For the duration of the election, The Globe is answering your questions – from fact-checking leaders’ statements to digging deep into policies and promises. Have a question? Tweet it with #AskTheGlobe
Our second selected question comes from reader @PatrykSzu have carbon emissions gone down in Canada? #AskTheGlobe #elxn42
Globe reporter Shawn McCarthy has the answer:
In the debate last week, Conservative Leader Stephen Harper said his government was “the first in history to reduce greenhouse gas emissions while also growing our economy.” He credited the government’s “sector by sector” regulatory approach.
It is true that as of 2013 – the last year for which figures are available – Canada’s total of greenhouse gases (GHG) emissions was 3 per cent lower than it was in 2005, the year before the Conservatives took office. Emissions dropped from 749 megatonnes (MT) in 2005, to 726 MT in 2013. It is also true the economy grew by 13 per cent between 2005 and 2013.
But the drop in emissions came over two years – 2008 and 2009 – when the economy suffered the worst recession since the great depression, according to Environment Canada’s April 2015 submission to the United Nations Framework Convention on Climate Change.

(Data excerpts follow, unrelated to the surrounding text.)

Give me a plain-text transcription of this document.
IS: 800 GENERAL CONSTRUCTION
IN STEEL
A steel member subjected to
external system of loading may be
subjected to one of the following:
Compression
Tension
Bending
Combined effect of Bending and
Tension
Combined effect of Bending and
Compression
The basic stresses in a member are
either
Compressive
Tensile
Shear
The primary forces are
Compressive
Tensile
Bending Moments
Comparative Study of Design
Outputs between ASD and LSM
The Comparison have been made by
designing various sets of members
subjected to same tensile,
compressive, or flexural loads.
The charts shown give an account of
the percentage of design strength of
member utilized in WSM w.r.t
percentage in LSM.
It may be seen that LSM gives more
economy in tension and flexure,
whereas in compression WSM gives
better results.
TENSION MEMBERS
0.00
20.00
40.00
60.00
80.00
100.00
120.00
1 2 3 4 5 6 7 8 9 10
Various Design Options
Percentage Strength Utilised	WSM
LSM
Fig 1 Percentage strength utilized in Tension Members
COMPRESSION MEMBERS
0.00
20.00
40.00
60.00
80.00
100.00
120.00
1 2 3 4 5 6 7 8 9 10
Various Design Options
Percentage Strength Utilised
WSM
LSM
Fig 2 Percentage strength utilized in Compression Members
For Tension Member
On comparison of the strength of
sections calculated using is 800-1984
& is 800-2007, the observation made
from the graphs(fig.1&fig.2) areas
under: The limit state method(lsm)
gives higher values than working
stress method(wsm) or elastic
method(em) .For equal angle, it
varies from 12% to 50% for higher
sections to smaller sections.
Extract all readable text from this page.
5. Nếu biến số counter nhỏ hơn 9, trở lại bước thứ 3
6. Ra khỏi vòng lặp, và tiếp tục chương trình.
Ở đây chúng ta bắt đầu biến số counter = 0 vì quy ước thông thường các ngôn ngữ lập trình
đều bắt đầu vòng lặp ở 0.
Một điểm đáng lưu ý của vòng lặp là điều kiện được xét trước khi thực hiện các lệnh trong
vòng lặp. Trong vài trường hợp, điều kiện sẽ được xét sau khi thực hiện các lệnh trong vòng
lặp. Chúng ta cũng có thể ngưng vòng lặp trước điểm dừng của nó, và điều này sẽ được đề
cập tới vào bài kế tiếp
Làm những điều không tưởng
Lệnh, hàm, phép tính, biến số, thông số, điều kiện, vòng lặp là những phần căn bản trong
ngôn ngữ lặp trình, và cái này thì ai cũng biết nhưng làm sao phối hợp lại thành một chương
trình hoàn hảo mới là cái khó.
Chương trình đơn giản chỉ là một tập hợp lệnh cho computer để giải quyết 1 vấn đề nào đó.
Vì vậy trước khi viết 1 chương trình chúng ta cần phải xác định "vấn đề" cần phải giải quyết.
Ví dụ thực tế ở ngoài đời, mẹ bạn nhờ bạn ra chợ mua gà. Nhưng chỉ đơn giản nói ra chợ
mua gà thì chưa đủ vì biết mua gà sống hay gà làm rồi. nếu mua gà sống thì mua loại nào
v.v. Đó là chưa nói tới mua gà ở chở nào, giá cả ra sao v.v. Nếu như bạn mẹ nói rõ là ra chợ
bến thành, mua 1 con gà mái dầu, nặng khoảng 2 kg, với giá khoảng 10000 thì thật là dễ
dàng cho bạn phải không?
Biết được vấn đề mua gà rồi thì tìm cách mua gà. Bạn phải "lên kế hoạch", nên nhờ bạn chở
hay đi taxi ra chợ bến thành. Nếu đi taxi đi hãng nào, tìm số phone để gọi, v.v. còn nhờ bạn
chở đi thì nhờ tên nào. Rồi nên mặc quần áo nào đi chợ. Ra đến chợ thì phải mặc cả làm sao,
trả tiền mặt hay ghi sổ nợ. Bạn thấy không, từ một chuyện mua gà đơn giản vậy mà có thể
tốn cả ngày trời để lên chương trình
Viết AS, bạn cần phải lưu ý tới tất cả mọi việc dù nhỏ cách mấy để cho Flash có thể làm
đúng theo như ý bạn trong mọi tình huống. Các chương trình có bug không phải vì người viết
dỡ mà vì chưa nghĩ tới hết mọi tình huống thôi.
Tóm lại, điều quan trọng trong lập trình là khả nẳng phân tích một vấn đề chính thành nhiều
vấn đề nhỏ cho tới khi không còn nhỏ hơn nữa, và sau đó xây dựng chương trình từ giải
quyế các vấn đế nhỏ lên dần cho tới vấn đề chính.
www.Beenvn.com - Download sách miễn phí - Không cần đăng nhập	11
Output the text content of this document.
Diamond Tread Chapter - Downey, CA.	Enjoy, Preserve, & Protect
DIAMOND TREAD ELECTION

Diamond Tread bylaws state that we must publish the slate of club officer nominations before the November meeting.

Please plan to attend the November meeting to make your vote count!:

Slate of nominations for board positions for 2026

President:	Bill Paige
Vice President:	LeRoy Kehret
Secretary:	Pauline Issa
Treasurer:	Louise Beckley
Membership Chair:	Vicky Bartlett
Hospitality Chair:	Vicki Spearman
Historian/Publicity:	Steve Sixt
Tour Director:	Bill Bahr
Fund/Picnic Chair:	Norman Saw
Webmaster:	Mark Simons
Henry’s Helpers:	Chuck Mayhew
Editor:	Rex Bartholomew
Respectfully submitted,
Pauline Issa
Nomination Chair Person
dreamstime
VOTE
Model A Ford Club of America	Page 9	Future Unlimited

Emissions bottomed out in 2009 at 699 megatonnes, and rose every year between 2009 and 2013, up 4 per cent in that time. Environment Canada forecast they would continue to climb without aggressive new measures. Mr. Harper’s claim to have reduced GHGs may be already out-of-date, given the likelihood of increased emissions in 2014 and this year.
His suggestion that his government’s regulatory approach has resulted in lower emissions is highly suspect. In concert with the Americans, Ottawa tightened automobile mileage standards, but the big payoff from that effort will only felt in future years, as the standards are increased over time. As well, the Conservative government passed ground-breaking regulations to force power sector to phase out traditional, coal-fire plants. But again, the coal regs won’t bite until the end of this decade, with the major impacts not seen until well after 2020. Mr. Harper has refused to regulate GHG emissions from the oil sands, the fastest growing source of GHGs in Canada. The biggest decline between 2005 and 2013 came from the electricity generators. There are no federal climate regs that impact current emissions in the sector, but demand fell due to recession and Ontario phased out of coal-fired power.